Authors
Börkur Sigurbjörnsson.
book
Proceedings of the 27th Annual International ACM SIGIR Conference on Research and Development in Information Retrieval, (SIGIR 2005). 2005. (doctoral consortium) [ACM DL]
abstract
When a user is confronted with a list of relevant documents, in response to a query, her search task is not over. She still has to explore the documents in the list in order to get to the relevant information. When documents are long, this can turn out be a tedious task for the user. It is thus desirable if the retrieval system can give the user a more focused access to the relevant documents by giving a more direct access to the relevant parts within the relevant documents. This task is twofold. First of all, the system needs to identify the relevant subparts of the documents. Second, the system needs to display these sub-document results to the user.
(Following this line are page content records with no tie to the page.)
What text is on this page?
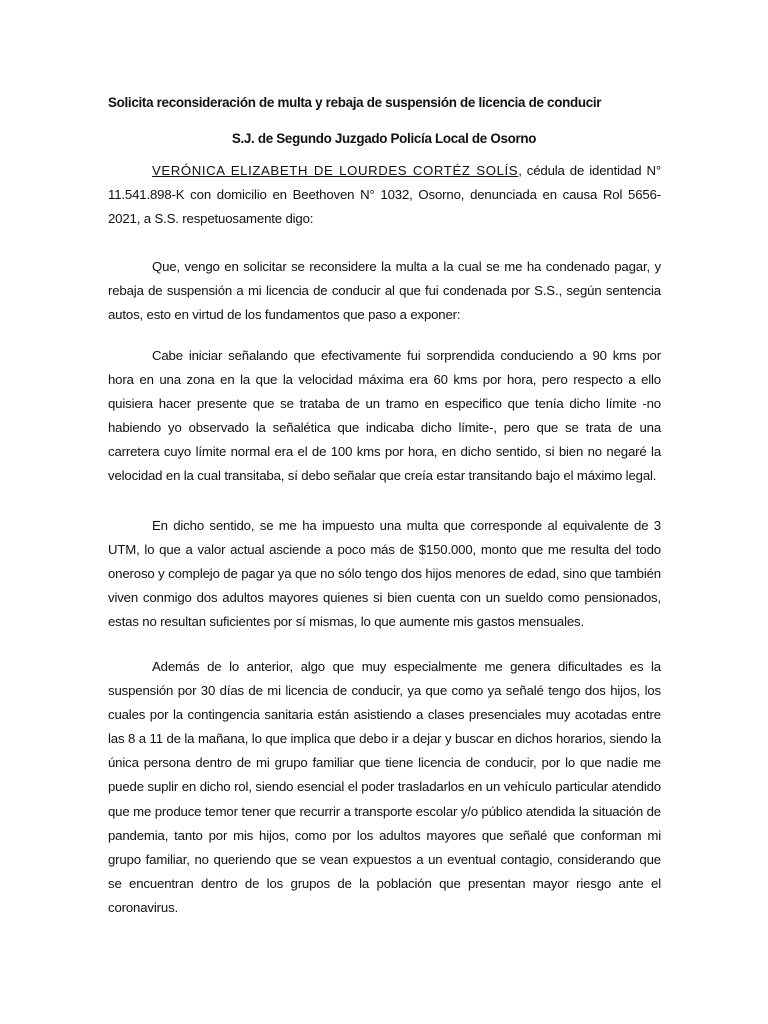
Solicita reconsideración de multa y rebaja de suspensión de licencia de conducir
S.J. de Segundo Juzgado Policía Local de Osorno
VERÓNICA ELIZABETH DE LOURDES CORTÉZ SOLÍS, cédula de identidad N° 11.541.898-K con domicilio en Beethoven N° 1032, Osorno, denunciada en causa Rol 5656-2021, a S.S. respetuosamente digo:
Que, vengo en solicitar se reconsidere la multa a la cual se me ha condenado pagar, y rebaja de suspensión a mi licencia de conducir al que fui condenada por S.S., según sentencia autos, esto en virtud de los fundamentos que paso a exponer:
Cabe iniciar señalando que efectivamente fui sorprendida conduciendo a 90 kms por hora en una zona en la que la velocidad máxima era 60 kms por hora, pero respecto a ello quisiera hacer presente que se trataba de un tramo en especifico que tenía dicho límite -no habiendo yo observado la señalética que indicaba dicho límite-, pero que se trata de una carretera cuyo límite normal era el de 100 kms por hora, en dicho sentido, si bien no negaré la velocidad en la cual transitaba, sí debo señalar que creía estar transitando bajo el máximo legal.
En dicho sentido, se me ha impuesto una multa que corresponde al equivalente de 3 UTM, lo que a valor actual asciende a poco más de $150.000, monto que me resulta del todo oneroso y complejo de pagar ya que no sólo tengo dos hijos menores de edad, sino que también viven conmigo dos adultos mayores quienes si bien cuenta con un sueldo como pensionados, estas no resultan suficientes por sí mismas, lo que aumente mis gastos mensuales.
Además de lo anterior, algo que muy especialmente me genera dificultades es la suspensión por 30 días de mi licencia de conducir, ya que como ya señalé tengo dos hijos, los cuales por la contingencia sanitaria están asistiendo a clases presenciales muy acotadas entre las 8 a 11 de la mañana, lo que implica que debo ir a dejar y buscar en dichos horarios, siendo la única persona dentro de mi grupo familiar que tiene licencia de conducir, por lo que nadie me puede suplir en dicho rol, siendo esencial el poder trasladarlos en un vehículo particular atendido que me produce temor tener que recurrir a transporte escolar y/o público atendida la situación de pandemia, tanto por mis hijos, como por los adultos mayores que señalé que conforman mi grupo familiar, no queriendo que se vean expuestos a un eventual contagio, considerando que se encuentran dentro de los grupos de la población que presentan mayor riesgo ante el coronavirus.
I will address both tasks in the context of retrieving information from semi-structured (XML) documents. XML documents have the advantage that they are divided into a presumably meaningful hierarchy of retrievable elements. However, the element retrieval is difficult to evaluate since the elements overlap each other. I will evaluate my element retrieval methods using the INEX and HARD test collections, where relevance is assessed at the sub-document level. Both collections have many open questions regarding the evaluation methodology. By looking at the two collections in parallel I hope provide better understanding of the nature of the search tasks being evaluated. For the result representation task I will evaluate how the element retrieval can be used to improve the result representation. The evaluation will be performed through user studies.